This week’s round-up of this and that from the wide world of trucking actually focuses more on the four-wheelers truckers must share the road with. Poor headlights are everyone’s problem, of course; autonomous vehicles are about to be; some delivery app entrepreneurs are hoping to smoke the competition with a new specialty service; what are millions of baby salmon to do if there's not enough river water to get to the coast; and a cat fight has broken out between a luxury car maker and an expedited trucking company over logos.
Into darkness. The headlights on most cars do a poor job of illuminating especially dark roads, according to testing by Automobile Club of Southern California’s Automotive Research Center.
Halogen headlights, which the auto club says are on 80% of the vehicles on the road today, fail to safely illuminate unlit, typically rural roadways at speeds as low as 40 mph, the LA Times reports.
Better technology is available in European vehicles, but U.S. regulations limit the light output for vehicles sold in the United States.
The auto club will ask U.S. policymakers to revise federal regulations to keep up with changing technology, AAA’s engineering director said.
Not my fault.
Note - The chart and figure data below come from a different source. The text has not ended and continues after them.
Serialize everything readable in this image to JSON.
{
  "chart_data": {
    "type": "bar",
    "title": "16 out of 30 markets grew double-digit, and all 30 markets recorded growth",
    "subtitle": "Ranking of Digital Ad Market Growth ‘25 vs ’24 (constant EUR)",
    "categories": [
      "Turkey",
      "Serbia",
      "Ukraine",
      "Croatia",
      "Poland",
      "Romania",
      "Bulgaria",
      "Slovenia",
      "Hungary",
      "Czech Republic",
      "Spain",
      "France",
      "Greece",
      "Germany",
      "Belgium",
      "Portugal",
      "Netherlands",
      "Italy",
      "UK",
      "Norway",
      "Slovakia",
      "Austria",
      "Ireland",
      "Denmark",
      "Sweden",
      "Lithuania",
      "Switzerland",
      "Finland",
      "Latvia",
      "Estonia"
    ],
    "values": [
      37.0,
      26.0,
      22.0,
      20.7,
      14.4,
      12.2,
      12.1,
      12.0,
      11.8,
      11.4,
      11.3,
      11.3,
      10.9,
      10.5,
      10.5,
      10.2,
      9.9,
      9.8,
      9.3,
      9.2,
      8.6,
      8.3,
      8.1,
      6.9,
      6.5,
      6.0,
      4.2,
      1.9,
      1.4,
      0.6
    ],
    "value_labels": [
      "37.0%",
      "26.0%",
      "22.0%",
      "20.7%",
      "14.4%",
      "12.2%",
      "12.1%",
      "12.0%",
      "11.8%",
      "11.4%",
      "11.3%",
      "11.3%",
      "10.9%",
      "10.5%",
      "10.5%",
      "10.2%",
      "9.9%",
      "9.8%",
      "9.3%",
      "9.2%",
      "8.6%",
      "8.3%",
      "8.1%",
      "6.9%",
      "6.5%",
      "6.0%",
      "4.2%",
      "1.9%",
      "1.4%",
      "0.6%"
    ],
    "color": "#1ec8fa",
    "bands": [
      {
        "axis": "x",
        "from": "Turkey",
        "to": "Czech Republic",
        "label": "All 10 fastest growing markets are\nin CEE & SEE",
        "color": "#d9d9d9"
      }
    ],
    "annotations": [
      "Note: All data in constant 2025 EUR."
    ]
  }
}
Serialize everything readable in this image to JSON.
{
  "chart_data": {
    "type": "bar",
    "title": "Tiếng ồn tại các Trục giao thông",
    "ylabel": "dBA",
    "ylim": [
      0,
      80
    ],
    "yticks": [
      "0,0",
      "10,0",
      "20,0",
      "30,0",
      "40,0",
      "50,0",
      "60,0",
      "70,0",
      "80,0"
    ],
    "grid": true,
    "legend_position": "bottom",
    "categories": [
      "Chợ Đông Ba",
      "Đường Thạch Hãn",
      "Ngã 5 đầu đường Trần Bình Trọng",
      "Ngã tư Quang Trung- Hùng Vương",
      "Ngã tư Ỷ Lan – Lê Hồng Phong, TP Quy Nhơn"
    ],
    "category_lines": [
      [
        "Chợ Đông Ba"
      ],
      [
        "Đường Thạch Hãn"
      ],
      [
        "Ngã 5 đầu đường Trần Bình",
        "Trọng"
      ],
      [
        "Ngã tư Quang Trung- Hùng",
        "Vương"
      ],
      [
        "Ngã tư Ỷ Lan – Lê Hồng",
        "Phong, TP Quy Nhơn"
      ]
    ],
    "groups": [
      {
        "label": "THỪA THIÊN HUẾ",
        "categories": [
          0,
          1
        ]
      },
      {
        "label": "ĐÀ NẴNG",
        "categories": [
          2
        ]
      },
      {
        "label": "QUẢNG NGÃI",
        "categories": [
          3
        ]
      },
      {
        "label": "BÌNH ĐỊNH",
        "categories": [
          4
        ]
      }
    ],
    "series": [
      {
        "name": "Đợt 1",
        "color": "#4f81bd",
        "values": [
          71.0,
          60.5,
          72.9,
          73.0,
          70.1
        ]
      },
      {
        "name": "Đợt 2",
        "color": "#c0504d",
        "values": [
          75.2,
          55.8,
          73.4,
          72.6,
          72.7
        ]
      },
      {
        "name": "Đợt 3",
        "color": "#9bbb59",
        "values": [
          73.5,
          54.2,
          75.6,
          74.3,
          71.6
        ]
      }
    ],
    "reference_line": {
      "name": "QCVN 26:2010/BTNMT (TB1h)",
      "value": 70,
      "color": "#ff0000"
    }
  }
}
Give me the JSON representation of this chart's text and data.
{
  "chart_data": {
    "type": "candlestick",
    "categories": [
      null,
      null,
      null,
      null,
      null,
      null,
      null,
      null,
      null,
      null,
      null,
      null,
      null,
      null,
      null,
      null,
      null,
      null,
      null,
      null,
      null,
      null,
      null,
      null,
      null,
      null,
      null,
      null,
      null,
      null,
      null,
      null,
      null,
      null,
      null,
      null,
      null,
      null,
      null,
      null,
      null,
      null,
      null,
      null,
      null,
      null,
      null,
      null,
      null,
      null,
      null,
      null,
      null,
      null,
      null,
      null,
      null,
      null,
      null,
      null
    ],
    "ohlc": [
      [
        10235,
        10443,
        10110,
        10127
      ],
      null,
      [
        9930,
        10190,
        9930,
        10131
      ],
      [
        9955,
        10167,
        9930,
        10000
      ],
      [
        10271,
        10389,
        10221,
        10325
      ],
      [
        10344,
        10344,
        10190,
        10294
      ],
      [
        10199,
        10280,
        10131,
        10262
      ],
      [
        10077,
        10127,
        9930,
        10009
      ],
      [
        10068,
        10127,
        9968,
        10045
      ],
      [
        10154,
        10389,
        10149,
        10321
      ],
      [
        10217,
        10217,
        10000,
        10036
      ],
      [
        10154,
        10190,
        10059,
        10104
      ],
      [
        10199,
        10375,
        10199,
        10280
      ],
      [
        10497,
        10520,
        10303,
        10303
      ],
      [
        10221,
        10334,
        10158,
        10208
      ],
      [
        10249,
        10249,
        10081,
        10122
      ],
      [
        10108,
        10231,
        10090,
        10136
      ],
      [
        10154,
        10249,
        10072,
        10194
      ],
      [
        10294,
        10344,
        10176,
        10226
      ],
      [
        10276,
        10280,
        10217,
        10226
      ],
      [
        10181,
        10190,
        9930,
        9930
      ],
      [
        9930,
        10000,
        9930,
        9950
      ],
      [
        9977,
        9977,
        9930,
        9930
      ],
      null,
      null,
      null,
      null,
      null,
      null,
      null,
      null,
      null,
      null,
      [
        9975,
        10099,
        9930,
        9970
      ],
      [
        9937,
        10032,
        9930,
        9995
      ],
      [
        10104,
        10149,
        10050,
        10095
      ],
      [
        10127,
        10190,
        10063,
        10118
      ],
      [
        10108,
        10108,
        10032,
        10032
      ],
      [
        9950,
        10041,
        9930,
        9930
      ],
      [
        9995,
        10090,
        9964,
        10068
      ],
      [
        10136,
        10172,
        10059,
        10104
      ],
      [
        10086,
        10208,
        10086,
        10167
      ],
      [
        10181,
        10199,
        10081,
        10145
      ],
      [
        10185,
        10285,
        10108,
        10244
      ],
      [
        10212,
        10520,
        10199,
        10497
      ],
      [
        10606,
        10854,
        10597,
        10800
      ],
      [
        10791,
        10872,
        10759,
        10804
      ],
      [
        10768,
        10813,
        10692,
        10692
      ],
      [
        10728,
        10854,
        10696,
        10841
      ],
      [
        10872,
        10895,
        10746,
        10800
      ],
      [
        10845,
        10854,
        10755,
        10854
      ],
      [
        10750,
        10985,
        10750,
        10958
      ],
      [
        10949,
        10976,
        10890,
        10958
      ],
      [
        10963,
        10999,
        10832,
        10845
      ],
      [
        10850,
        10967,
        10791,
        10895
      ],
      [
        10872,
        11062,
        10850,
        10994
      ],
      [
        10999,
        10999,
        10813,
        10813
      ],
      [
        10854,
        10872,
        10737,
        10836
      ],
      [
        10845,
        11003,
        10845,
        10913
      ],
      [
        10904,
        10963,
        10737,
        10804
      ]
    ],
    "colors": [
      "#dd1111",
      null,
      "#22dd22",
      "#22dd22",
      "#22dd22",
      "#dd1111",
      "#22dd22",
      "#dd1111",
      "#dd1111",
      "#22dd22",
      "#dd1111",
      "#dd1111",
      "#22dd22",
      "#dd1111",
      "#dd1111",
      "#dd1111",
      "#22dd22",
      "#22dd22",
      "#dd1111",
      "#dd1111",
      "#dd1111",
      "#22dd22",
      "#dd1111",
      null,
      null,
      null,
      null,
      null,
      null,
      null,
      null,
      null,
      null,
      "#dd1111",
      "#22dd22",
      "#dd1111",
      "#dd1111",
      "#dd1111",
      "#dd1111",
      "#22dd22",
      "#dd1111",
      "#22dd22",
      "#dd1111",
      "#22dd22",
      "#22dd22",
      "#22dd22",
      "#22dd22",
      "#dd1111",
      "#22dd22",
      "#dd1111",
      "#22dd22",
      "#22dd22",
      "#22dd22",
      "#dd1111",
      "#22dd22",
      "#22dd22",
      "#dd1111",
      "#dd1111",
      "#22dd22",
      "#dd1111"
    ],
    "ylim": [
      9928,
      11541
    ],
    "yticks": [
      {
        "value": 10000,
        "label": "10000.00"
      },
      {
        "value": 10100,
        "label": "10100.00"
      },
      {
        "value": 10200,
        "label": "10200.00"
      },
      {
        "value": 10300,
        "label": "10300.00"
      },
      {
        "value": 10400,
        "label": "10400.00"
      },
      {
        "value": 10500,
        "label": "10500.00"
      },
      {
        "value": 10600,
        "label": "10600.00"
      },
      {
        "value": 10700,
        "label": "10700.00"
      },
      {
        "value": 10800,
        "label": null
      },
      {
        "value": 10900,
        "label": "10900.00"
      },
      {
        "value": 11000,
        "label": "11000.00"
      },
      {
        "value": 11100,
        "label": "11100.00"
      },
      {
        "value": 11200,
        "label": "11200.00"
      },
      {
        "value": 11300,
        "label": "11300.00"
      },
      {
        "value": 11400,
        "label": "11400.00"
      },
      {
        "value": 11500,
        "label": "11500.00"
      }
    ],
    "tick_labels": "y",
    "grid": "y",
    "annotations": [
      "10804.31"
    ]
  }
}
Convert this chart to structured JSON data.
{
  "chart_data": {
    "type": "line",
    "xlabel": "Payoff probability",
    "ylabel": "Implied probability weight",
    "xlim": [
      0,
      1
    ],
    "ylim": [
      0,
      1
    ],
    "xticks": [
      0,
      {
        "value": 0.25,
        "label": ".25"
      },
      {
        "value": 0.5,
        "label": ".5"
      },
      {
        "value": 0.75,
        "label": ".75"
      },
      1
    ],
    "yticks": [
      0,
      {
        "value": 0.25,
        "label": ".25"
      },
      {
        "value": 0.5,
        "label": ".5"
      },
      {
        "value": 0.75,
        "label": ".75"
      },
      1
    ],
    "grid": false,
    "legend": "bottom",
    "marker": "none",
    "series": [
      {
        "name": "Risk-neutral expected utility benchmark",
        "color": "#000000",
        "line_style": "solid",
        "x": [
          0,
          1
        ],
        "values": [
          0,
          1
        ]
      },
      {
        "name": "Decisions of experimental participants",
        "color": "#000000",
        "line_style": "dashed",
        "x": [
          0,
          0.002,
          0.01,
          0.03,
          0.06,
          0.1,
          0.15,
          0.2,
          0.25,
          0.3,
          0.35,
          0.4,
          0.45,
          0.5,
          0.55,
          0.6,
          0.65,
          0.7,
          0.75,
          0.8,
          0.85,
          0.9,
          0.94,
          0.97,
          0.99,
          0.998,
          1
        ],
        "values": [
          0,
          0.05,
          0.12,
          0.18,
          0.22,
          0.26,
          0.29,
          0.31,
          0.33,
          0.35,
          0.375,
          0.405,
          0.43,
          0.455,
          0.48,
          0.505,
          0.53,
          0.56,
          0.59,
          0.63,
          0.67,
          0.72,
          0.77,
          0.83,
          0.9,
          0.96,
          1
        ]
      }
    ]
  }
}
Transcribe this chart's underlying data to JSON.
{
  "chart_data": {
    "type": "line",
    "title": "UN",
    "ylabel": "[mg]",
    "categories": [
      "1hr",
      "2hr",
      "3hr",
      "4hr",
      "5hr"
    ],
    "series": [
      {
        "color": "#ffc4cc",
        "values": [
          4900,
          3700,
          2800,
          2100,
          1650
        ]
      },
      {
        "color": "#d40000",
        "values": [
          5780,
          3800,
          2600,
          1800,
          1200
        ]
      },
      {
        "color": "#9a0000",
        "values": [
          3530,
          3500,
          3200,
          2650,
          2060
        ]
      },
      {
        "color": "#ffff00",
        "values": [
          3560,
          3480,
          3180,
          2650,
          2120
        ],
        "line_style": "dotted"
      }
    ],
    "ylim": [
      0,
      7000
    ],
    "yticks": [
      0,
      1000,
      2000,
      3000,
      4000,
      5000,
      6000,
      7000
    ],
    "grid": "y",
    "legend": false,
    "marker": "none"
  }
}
Will using a turn signal to give your autonomously driven car permission to pass other cars protect automakers from liability? That’s what electric car company Tesla is counting on, according to a report in The Wall Street Journal.
Tesla will begin activating semiautonomous features, including the capability to pass other cars without driver intervention, in its Model S sedans. A driver can trigger the passing function by hitting the turn signal, according to sources cited in the WSJ story.
“Tesla is venturing into the mushy middle of automation, where the human still performs part of the driving task, the computer performs other parts,” said a law professor who has carved out a specialty on autonomous vehicles.
The use of the turn signal to pass another car shows the human is staying engaged. The question is whether the car can handle most tasks, and if so it could be considered a Class 3 autonomous vehicle, which would require special licensing in some states.
There’s an app for that? Need your marijuana delivered to your front door? Yes, there’s now an app for that, as the LA Times reports.
On-demand transportation company SideCar has partnered with a “full-service cannabis concierge” to do medical marijuana deliveries for patients in the Bay Area, the San Francisco start-ups announced last week.
The opportunity appealed to SideCar, its CEO said, because the company had been looking to dabble with “highly curated” deliveries.
All drivers who handle the medical marijuana deliveries will also have to be card-carrying patients of the dispensaries for which they deliver, according to the Times report. Drivers will not deliver more than the legal carrying limit of eight ounces of medical marijuana, and the packages will be in a locked box in the trunk. To ensure the safety of the drivers, all transactions are cashless, and customers using the service have to be verified card holders.
Fish story. Talk about specialized delivery services … The drought in California is so bad, the rivers don’t have enough water for the baby salmon to swim downstream to the Pacific. So what are the wildlife management agencies going to do? Call in some tanker trucks, and give the fish a ride, so says a report in the Washington Post.
Drought and heavy use of water by farms and cities have devastated key native fish in California, the story says. Last year 95 percent of the state’s winter-run of Chinook salmon died. The fish is vital for California’s fishing industries and for the food chain of wildlife.
So the big government hatcheries are now trucking the endangered species to the coast in 35,000 gallon tankers. Getting the fully grown fish back upstream is a whole different problem.
Cat fight. It seems that Jaguar Land Rover Ltd. thinks the big cat featured in the logo of Panther Premium Logistics looks a little too much like the luxury car maker’s historic brand, and the issue is being decided in court, according to a report by the Arkansas-Democrat Gazette.
"There's special protections for trademark owners who can establish that their mark is famous and has reached such wide, broad, publicly accepted status," a patent attorney told the newpaper. "They now can stop someone from using a mark that is not confusingly similar, but in a way that would tend to tarnish or take away from their famous mark. Normal, nonfamous marks are not allowed to flex their muscles this strong."
The companies tried to resolve the matter amicably, according to court documents. During those discussions, Jaguar objected to Panther's use of the single leaping feline alone or in conjunction with the Panther Premium Logistics word mark.